Bold prediction: Rising inequality of income and wealth will be the most important political battleground over the next few decades.
Just take a look at the figures. The share of income accruing to the top 1 percent increased from 9 percent in 1976 to 20 percent in 2011. The richest 0.1 percent controlled 7 percent of the wealth in 1979 and 22 percent of the wealth in 2012. Meanwhile, there are a number of studies out there showing that the most effective way to reduce this inequality would be higher taxes on income and wealth, but the rich won’t let it happen.
Consider also this: The rise of income inequality and wealth inequality are intimately connected, and causes all sorts of problem over the long term. As Emmanuel Saez and Gabriel Zucman write,
Income inequality has a snowballing effect on the wealth distribution: top incomes are being saved at high rates, pushing wealth concentration up; in turn, rising wealth inequality leads to rising capital income concentration,which contributes to further increasing top income and wealth shares.
That is, income is a flow, which quickly becomes a stock. The rich make enough money to save; in contrast middle-class and low-income workers don’t have enough money to live, so they are increasingly burdened by debt. They can’t build up wealth, which means they are deprived of opportunity. This creates a self-perpetuating cycle of wealth on the top and debt on the bottom.
In a comedy bit on wealth, Chris Rock claims, “You can’t get rid of wealth.” The empirical research on the question largely supports his assertion. In "The Son Also Rises," Gregory Clark finds that wealth remains in a family for 10-to-15 generations and notes,
Groups that seem to persist in low or high status, such as the black and the Jewish populations in the United States, are not exceptions to a general rule of higher intergenerational mobility. They are experiencing the same universal rates of slow intergenerational mobility as the rest of the population.
But, of course wealth and income inequality weren’t always as bad as they are today. What happened? In a word: cheating. Although many people try to explain rising inequality away by arguing we live in a winner-take-all economy or that inequality is the result of skill-biased technological change, these arguments are bunk. Inequality has been driven by public policy choices that favored the rich, the decline of unions and the rise of finance. As the chart below shows, tax rates on both income and inheritance were high during the relatively equal '60s, '70s and '80s and then fell dramatically paving the way for the inequality we see today (Chart Source).
The best way to reduce inequality would be to tax income and wealth.

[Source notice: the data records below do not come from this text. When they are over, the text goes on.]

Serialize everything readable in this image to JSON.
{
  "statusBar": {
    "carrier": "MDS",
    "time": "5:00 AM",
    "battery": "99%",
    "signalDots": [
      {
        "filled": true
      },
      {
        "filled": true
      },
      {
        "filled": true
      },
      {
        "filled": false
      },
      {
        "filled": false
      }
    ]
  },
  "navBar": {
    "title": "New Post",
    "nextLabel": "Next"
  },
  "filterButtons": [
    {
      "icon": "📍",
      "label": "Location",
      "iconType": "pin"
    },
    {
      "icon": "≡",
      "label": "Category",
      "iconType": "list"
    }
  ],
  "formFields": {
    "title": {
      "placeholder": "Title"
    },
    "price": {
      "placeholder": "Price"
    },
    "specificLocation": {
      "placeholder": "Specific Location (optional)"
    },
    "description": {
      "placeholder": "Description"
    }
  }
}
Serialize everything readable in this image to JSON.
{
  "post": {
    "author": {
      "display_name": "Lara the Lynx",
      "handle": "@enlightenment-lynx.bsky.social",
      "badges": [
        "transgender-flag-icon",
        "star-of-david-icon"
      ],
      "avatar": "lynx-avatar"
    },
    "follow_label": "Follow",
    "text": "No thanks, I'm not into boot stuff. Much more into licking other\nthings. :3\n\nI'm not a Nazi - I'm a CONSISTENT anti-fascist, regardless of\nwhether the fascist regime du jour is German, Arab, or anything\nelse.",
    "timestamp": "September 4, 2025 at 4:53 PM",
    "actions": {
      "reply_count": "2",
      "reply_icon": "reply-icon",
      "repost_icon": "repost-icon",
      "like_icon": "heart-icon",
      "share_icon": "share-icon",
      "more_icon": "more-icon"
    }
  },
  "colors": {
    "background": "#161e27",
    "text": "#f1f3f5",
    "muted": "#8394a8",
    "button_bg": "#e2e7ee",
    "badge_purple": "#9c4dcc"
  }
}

While conservatives often claim that this would reduce economic growth, such claims have very little economic support. For instance, Thomas Piketty, Emmanuel Saez and Stefanie Stantcheva find no correlation between economic growth and tax cuts. Because of this, they find, “the top tax rate could potentially be set as high as 83%.” (Chart Source)
Nobel Prize-winner Peter Diamond argues that the top marginal tax rate could safely breach 73 percent, and indeed, such a rate might even be "optimal." Another recent study finds the top marginal tax rate could be as high as 90 percent. Republicans sometimes claim that inequality is necessary for economic growth; in fact, the evidence suggests rather the opposite is true: High levels of inequality imperil growth.
But, here’s the problem: The same political forces that allowed the 1 percent to take our political system hostage have only worsened in the past decade. As Nick Hanauer notes in a recent Intelligence Squared debate,
At the same time, the percent of -- of labor -- the percent of GDP devoted to labor has gone from 52 to 42. So that difference is about a trillion dollars annually. So that -- here's the thing you have to understand. That trillion dollars isn't profit because it needs to be or should be or has to be. It's profit because powerful people like me and [Edward Conrad] prefer it to be. That trillion dollars could very easily be spent on wages. Or -- or on discounts for consumers. This isn't a consequence of some magical law of economics. This is a consequence of differentials in power.
Nick hits on a very important point: The rising concentration of economic power has coincided with a concentration of political power. A recent paper by Adam Bonica and others illustrates that as inequality has increased, the rich have spent more money on the political system:
As Benjamin Page, Larry Bartels and Jason Seawright recently found that the wealthy tend to be more economically conservative than the population at large. But a particularly startling finding is that, “on economic issues wealthy Democratic respondents tended to be more conservative than Democrats in the general population.” The wealthy are using the political system to turn their income into wealth and then that wealth into more wealth. They’re going to keep doing it, unless we stop them. One solution is to reduce the massive turnout gap between the rich and poor.
Studies show that states with more low-income turnout have higher minimum wages, more generous child health insurance programs and stricter anti-predatory lending policies. They also have more generous welfare benefits. The fight against inequality will be a long one, but the first step is turning out to vote -- the most radical step one can take in our country is actually believing democracy is more than just an idea.